Mandiant, tracking the group as UNC6240, identified the attack infrastructure after researcher @nahamike01 publicly flagged open directories. Mandiant found five sequential IP addresses running Python's SimpleHTTP server on port 8888. Those servers exposed staging files including a shared .bash_history, custom MeshCentral remote-management agents disguised as Microsoft Azure binaries, and a lateral-movement script named [victim]_fanout.sh. The script spreads over SSH by spraying a hardcoded list of usernames and passwords against internal hosts pulled from /etc/hosts, then drops a marker file named README-IF-YOU-SEE-THIS-YOUVE-BEEN-HACKED.TXT into PeopleSoft directories.

• CVE-2026-35273 affects PeopleTools 8.61 and 8.62; earlier unsupported versions are likely also vulnerable.
• Mandiant notified more than 100 organizations whose IP addresses matched vulnerable endpoints. 68 percent were in higher education, most in the United States.
• Have I Been Pwned counted about 455,000 unique email addresses in the leaked set from the University of Nottingham alone, including names, addresses, passport numbers, and details on ethnicity and disabilities.
• The group claims to have compromised over 100 organizations but has only posted a fraction of the data so far.

Mitigations and the Shift in ShinyHunters' Tactics

Oracle's guidance is to disable the Environment Management Hub service on multi-server setups or remove the PSEMHUB application on single-server setups. If that is not possible, block external access to /PSEMHUB/* (especially /PSEMHUB/hub) and /PSIGW/HttpListeningConnector at the perimeter. Mandiant warns that WAF body-inspection rules alone are not sufficient because they can be bypassed. Restricting these endpoints does not break normal user sessions. The group should also hunt for signs of compromise: unexpected .jsp files under the PSEMHUB.war directory, odd folders named logs or persistantstorage, or recently changed .xml files under the web doc root's envmetadata/data/environment.

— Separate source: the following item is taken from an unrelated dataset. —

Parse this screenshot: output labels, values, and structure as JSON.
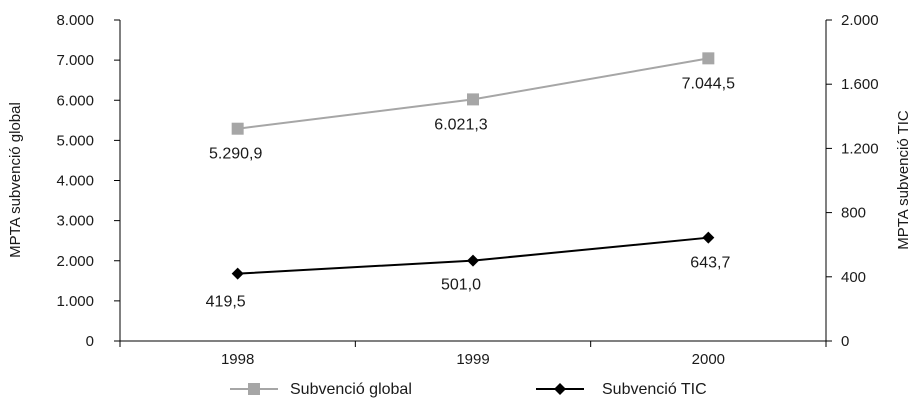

ShinyHunters has previously relied on vishing, stolen tokens, and weak access controls to breach SaaS and education platforms. The use of a server-side zero-day in on-premises ERP software marks a notable escalation. The open question is whether this was a one-off borrowed exploit or the beginning of ShinyHunters moving into ERP exploitation. With more victim data expected to surface, organizations running Oracle PeopleSoft should treat this as an active threat and apply Oracle's update once it is available through My Oracle Support.